If you are running Windows, you could set a Windows 98 compatibility tab on this application to restrict it to a single core. On linux, you might attempt this by e.g.
taskset -c1 yourapplication
The reason for inclusion of this effect in the Windows 98 compatibility is that such applications were often threaded on the assumption they would never run on a version of Windows supporting more than one cpu/core.
Thank you Tim18.
So, if I had to change it such that I do want it to run (take advantage of Centrino Duo) without retriction, what would I have to do ?
The code was written using MFC for the GUI application, and MS Visual C++ 6.0 for the DLLs, one of which is COM based.
It was compiled on XP platform without any changes to the code originally written for Win2K and 98. Let me know if you need more info.
Thank you for your help.
It would be hard to say what changes would be required to your unseen code. However, I can offer some hints. These hints are not designed to instruct you as to properly code your application. Rather the hints are designed to help you "hack" in a quick fix.
In your application, on all the calls to your and system DLL's, and system calls in general, enclose the calls withi a CriticalSection.

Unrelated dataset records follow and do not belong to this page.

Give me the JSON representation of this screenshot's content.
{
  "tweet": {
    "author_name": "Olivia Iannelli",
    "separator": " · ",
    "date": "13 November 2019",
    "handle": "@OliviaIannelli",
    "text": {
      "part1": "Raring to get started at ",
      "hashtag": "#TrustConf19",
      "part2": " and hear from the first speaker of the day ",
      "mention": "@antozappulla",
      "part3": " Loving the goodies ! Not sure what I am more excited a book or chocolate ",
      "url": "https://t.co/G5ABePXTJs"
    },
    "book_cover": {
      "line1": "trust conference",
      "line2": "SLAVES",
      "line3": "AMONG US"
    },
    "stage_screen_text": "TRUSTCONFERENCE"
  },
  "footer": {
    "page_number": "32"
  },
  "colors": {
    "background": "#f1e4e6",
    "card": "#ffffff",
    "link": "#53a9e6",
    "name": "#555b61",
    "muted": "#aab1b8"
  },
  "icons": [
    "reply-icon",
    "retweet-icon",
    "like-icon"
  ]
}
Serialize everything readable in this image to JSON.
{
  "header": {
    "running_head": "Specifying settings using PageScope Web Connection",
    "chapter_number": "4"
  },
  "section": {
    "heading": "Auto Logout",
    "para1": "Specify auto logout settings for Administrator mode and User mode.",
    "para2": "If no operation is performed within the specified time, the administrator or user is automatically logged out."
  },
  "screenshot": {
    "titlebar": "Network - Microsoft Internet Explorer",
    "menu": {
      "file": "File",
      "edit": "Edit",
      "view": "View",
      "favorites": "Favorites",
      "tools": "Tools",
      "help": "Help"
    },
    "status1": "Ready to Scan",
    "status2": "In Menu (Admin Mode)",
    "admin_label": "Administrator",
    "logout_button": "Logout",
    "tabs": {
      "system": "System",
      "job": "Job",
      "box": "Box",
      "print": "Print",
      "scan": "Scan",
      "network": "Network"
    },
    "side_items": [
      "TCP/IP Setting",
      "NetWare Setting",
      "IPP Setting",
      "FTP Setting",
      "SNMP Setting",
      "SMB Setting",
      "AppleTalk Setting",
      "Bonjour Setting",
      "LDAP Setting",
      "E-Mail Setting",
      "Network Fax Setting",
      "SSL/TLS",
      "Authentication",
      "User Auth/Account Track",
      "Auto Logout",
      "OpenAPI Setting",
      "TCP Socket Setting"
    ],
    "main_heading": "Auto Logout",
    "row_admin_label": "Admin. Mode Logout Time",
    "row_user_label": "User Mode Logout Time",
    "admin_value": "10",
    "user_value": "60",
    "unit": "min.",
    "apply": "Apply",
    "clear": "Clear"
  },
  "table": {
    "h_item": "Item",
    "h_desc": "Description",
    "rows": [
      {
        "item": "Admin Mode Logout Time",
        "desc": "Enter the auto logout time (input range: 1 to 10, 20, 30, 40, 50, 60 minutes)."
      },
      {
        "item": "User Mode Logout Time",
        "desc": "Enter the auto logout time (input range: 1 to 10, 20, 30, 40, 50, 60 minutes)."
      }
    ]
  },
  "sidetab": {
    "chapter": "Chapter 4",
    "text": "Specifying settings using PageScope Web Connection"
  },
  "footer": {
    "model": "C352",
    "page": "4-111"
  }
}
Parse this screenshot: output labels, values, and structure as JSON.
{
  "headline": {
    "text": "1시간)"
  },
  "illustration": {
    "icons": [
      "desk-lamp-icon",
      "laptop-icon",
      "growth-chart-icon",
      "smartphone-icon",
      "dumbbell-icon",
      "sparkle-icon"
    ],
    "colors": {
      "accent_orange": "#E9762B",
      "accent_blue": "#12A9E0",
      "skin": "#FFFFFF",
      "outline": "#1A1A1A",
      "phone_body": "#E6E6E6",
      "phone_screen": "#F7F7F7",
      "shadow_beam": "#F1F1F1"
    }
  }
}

If that works, then you can experiment by removing each CriticalSection (one by one), until you find the one causing the problem, then skip that and continue removing CriticalSections.
The above may or may not work.
One of the reasons for failure on multi-threaded MP when multi-threaded SP works is operations that are atomic on one processor interfere in multi-processor configurations. You will have to check your code (visually) to find the problem areas. The hunt time for finding the problem is inversely proportional to the knowledge of the code that the hunter has. The usual suspects are queueing and summations. If you have queueing, linked lists, summation routines use the CriticalSection envelope technique above. Eventually you willfind thesensitive code.
So, i tried that. I also downloaded the Thread Checker evaluation copy. However, the behaviour is same. After sometime the RS232 communication dies. Which I am guessing, messages are lost between threads. The application doesn't crash or anything.
If I restart the communication (by re-selecting the same port which closes the read thread and port, and then opens the port and thread again), it works until next timeout.
Can I ask a basic question ? Does OS (XP in this case) decide to run threads/apps in same or different cores or there is the way you program (which I guess you would have to use latest MS Visual C++).
Thank you for your help.
You can programically specify a processor affinity. But this may not be your problem.
If the RS232 communication dies why would this cause a message to be lost between threads? (unless you mean each thread is running on a separate system and communicate via the RS232 port). Generally if the RS232 port is handled by one thread and the port "dies" then a message (packet) is not fully formulated and then sent to the "other" thread. i.e. messages are not lost between threads, they are lost on reception within one thread.
One of the potential problems with I/O on the newer processors is the newer processors are more aggressive at performing out-of-order reads and writes. You may need to insert memory fence instructions into your code to resolve temporal issues.
This may not be a big project for you. Choose a resolution method that converges on solution similar to binary search. And which are easiest to employ.
First, see you start the program to a "press any key to continue" or OK dialog box. Then use the Task Manager to force the app to run on one processor. You may need to do this before the additional threads are created.
Also, check your code to see if more than one thread is accessing the RS232 port. One of the threads may be disturbing a Flag (e.g. Data Ready). You may find you have one thread monitoring the port and another thread doing I/O.
An additional area to look at is your code assuming that the receiving system, once it begins reading a packet, will keep up with the transmission rate of the other system. i.e. a long system interrupt might cause a buffer overrun in the UART.